Using and reading persistent logging#

For long running and difficult optimizations, it can be good to store the progress in a persistent log file. You can do this providing a path as logging argument:

[16]:
res = minimize(
    criterion=sphere,
    params=np.arange(5),
    algorithm="scipy_lbfgsb",
    logging="my_log.db",
    log_options={"if_database_exists": "replace"},
)

You can read the entries in the log file (while the optimization is still running or afterwards) as follows:

[17]:
from estimagic import OptimizeLogReader

reader = OptimizeLogReader("my_log.db")
reader.read_history().keys()
[17]:
dict_keys(['params', 'criterion', 'runtime'])

For more info on what you can do with the log and log reader, check out the logging tutorial

The persistent log file is always instantly synchronized when the optimizer tries a new parameter vector. This is very handy if an optimization has to be aborted and you want to extract the current status. It is also used by the estimagic dashboard.

Customize your optimizer#

Most algorithms have a few optional arguments. Examples are convergence criteria or tuning parameters.

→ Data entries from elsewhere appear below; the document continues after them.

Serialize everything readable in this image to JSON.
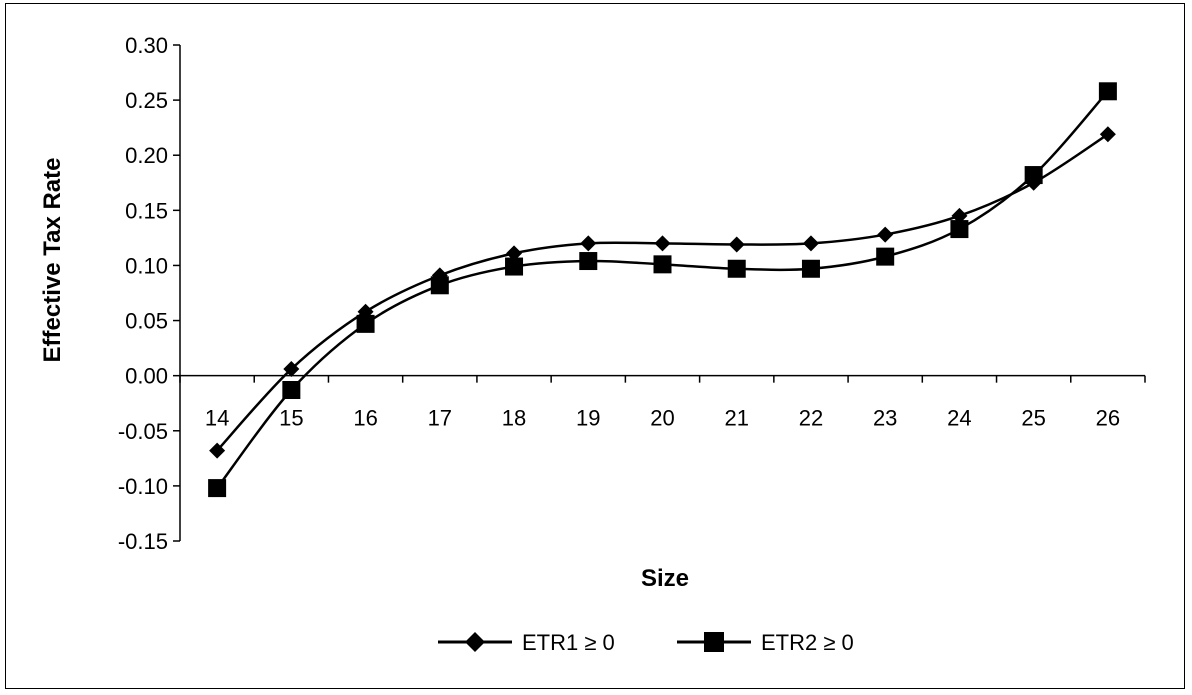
{
  "chart_data": {
    "type": "line",
    "title": "",
    "xlabel": "Size",
    "ylabel": "Effective Tax Rate",
    "categories": [
      "14",
      "15",
      "16",
      "17",
      "18",
      "19",
      "20",
      "21",
      "22",
      "23",
      "24",
      "25",
      "26"
    ],
    "ylim": [
      -0.15,
      0.3
    ],
    "yticks": [
      "0.30",
      "0.25",
      "0.20",
      "0.15",
      "0.10",
      "0.05",
      "0.00",
      "-0.05",
      "-0.10",
      "-0.15"
    ],
    "grid": false,
    "legend_position": "bottom",
    "smooth": true,
    "series": [
      {
        "name": "ETR1 ≥ 0",
        "marker": "diamond",
        "color": "#000000",
        "values": [
          -0.068,
          0.006,
          0.058,
          0.091,
          0.111,
          0.12,
          0.12,
          0.119,
          0.12,
          0.128,
          0.145,
          0.175,
          0.219
        ]
      },
      {
        "name": "ETR2 ≥ 0",
        "marker": "square",
        "color": "#000000",
        "values": [
          -0.102,
          -0.013,
          0.047,
          0.082,
          0.099,
          0.104,
          0.101,
          0.097,
          0.097,
          0.108,
          0.133,
          0.182,
          0.258
        ]
      }
    ]
  }
}
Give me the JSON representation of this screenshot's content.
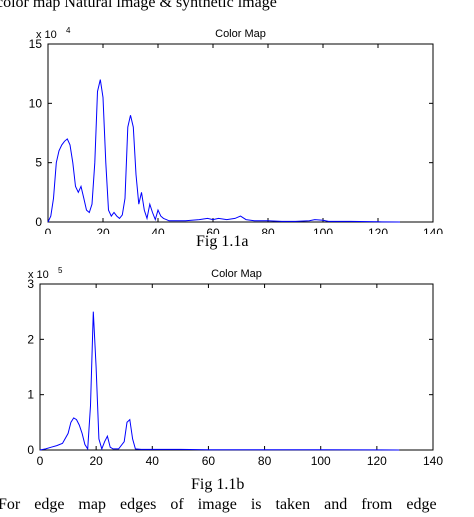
{
  "header_text": "color map   Natural image & synthetic image",
  "figures": [
    {
      "caption": "Fig 1.1a"
    },
    {
      "caption": "Fig 1.1b"
    }
  ],
  "footer_text": "For edge map edges of image is taken and from edge",
  "chart_data": [
    {
      "type": "line",
      "title": "Color Map",
      "exponent_label": "x 10",
      "exponent_power": "4",
      "xlim": [
        0,
        140
      ],
      "ylim": [
        0,
        15
      ],
      "x_ticks": [
        "0",
        "20",
        "40",
        "60",
        "80",
        "100",
        "120",
        "140"
      ],
      "y_ticks": [
        "0",
        "5",
        "10",
        "15"
      ],
      "grid": false,
      "line_color": "#0000ff",
      "series": [
        {
          "x": [
            0,
            1,
            2,
            3,
            4,
            5,
            6,
            7,
            8,
            9,
            10,
            11,
            12,
            13,
            14,
            15,
            16,
            17,
            18,
            19,
            20,
            21,
            22,
            23,
            24,
            25,
            26,
            27,
            28,
            29,
            30,
            31,
            32,
            33,
            34,
            35,
            36,
            37,
            38,
            39,
            40,
            41,
            42,
            43,
            44,
            45,
            46,
            50,
            55,
            58,
            60,
            62,
            65,
            68,
            70,
            72,
            75,
            80,
            85,
            90,
            95,
            97,
            100,
            102,
            105,
            110,
            120,
            128
          ],
          "y": [
            0,
            0.5,
            2,
            5,
            6,
            6.5,
            6.8,
            7,
            6.5,
            5,
            3,
            2.5,
            3,
            2,
            1,
            0.8,
            1.5,
            5,
            11,
            12,
            10.5,
            5,
            1,
            0.5,
            0.8,
            0.5,
            0.3,
            0.6,
            2,
            8,
            9,
            8,
            4,
            1.5,
            2.5,
            1,
            0.3,
            1.5,
            0.8,
            0.2,
            1,
            0.5,
            0.3,
            0.2,
            0.1,
            0.1,
            0.1,
            0.1,
            0.2,
            0.3,
            0.2,
            0.3,
            0.2,
            0.3,
            0.5,
            0.2,
            0.1,
            0.1,
            0.05,
            0.05,
            0.1,
            0.2,
            0.15,
            0.05,
            0.05,
            0.05,
            0.02,
            0
          ]
        }
      ]
    },
    {
      "type": "line",
      "title": "Color Map",
      "exponent_label": "x 10",
      "exponent_power": "5",
      "xlim": [
        0,
        140
      ],
      "ylim": [
        0,
        3
      ],
      "x_ticks": [
        "0",
        "20",
        "40",
        "60",
        "80",
        "100",
        "120",
        "140"
      ],
      "y_ticks": [
        "0",
        "1",
        "2",
        "3"
      ],
      "grid": false,
      "line_color": "#0000ff",
      "series": [
        {
          "x": [
            0,
            2,
            4,
            6,
            8,
            10,
            11,
            12,
            13,
            14,
            15,
            16,
            17,
            18,
            19,
            20,
            21,
            22,
            23,
            24,
            25,
            26,
            28,
            30,
            31,
            32,
            33,
            34,
            36,
            40,
            50,
            60,
            80,
            100,
            120,
            128
          ],
          "y": [
            0,
            0.02,
            0.05,
            0.08,
            0.12,
            0.3,
            0.5,
            0.58,
            0.55,
            0.45,
            0.3,
            0.1,
            0.02,
            0.8,
            2.5,
            1.5,
            0.2,
            0.02,
            0.15,
            0.25,
            0.05,
            0.02,
            0.02,
            0.15,
            0.5,
            0.55,
            0.2,
            0.02,
            0.01,
            0.01,
            0.01,
            0.005,
            0.005,
            0.003,
            0.002,
            0
          ]
        }
      ]
    }
  ]
}
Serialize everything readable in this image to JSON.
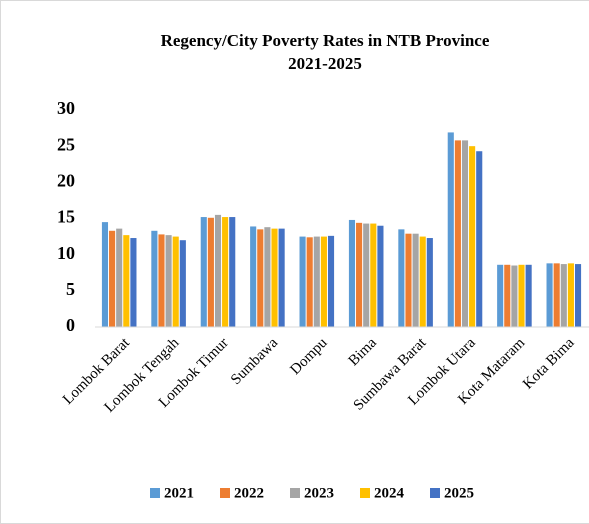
{
  "chart_data": {
    "type": "bar",
    "title": "Regency/City Poverty Rates in NTB Province",
    "subtitle": "2021-2025",
    "categories": [
      "Lombok Barat",
      "Lombok Tengah",
      "Lombok Timur",
      "Sumbawa",
      "Dompu",
      "Bima",
      "Sumbawa Barat",
      "Lombok Utara",
      "Kota Mataram",
      "Kota Bima"
    ],
    "series": [
      {
        "name": "2021",
        "color": "#5b9bd5",
        "values": [
          14.5,
          13.3,
          15.2,
          13.9,
          12.5,
          14.8,
          13.5,
          26.9,
          8.6,
          8.8
        ]
      },
      {
        "name": "2022",
        "color": "#ed7d31",
        "values": [
          13.3,
          12.8,
          15.1,
          13.5,
          12.4,
          14.4,
          12.9,
          25.8,
          8.6,
          8.8
        ]
      },
      {
        "name": "2023",
        "color": "#a5a5a5",
        "values": [
          13.6,
          12.7,
          15.5,
          13.8,
          12.5,
          14.3,
          12.9,
          25.8,
          8.5,
          8.7
        ]
      },
      {
        "name": "2024",
        "color": "#ffc000",
        "values": [
          12.7,
          12.5,
          15.2,
          13.6,
          12.5,
          14.3,
          12.5,
          25.0,
          8.6,
          8.8
        ]
      },
      {
        "name": "2025",
        "color": "#4472c4",
        "values": [
          12.3,
          12.0,
          15.2,
          13.6,
          12.6,
          14.0,
          12.3,
          24.3,
          8.6,
          8.7
        ]
      }
    ],
    "ylim": [
      0,
      30
    ],
    "yticks": [
      0,
      5,
      10,
      15,
      20,
      25,
      30
    ],
    "grid": false,
    "legend": "bottom"
  }
}
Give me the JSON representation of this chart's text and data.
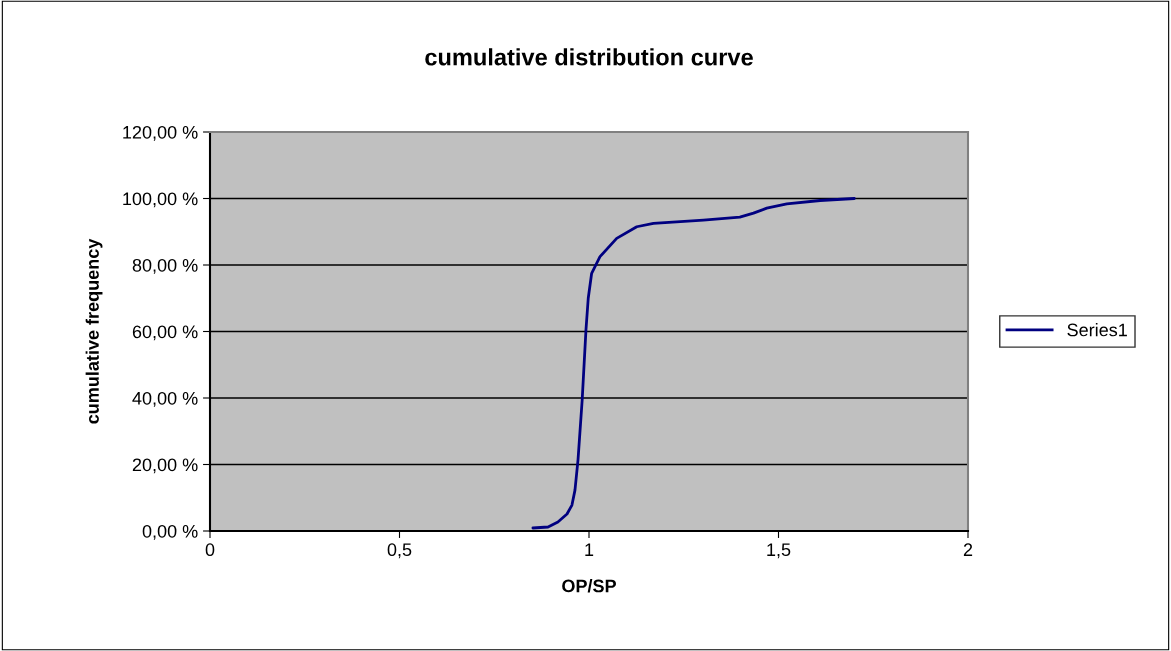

You can find an overview of supported arguments here.

[18]:
algo_options = {
    "convergence.relative_criterion_tolerance": 1e-9,
    "stopping.max_iterations": 100_000,
}

res = minimize(
    criterion=sphere,
    params=np.arange(5),
    algorithm="scipy_lbfgsb",
    algo_options=algo_options,
)
res.params.round(5)
[18]:
array([ 0., -0., -0., -0., -0.])
[ ]: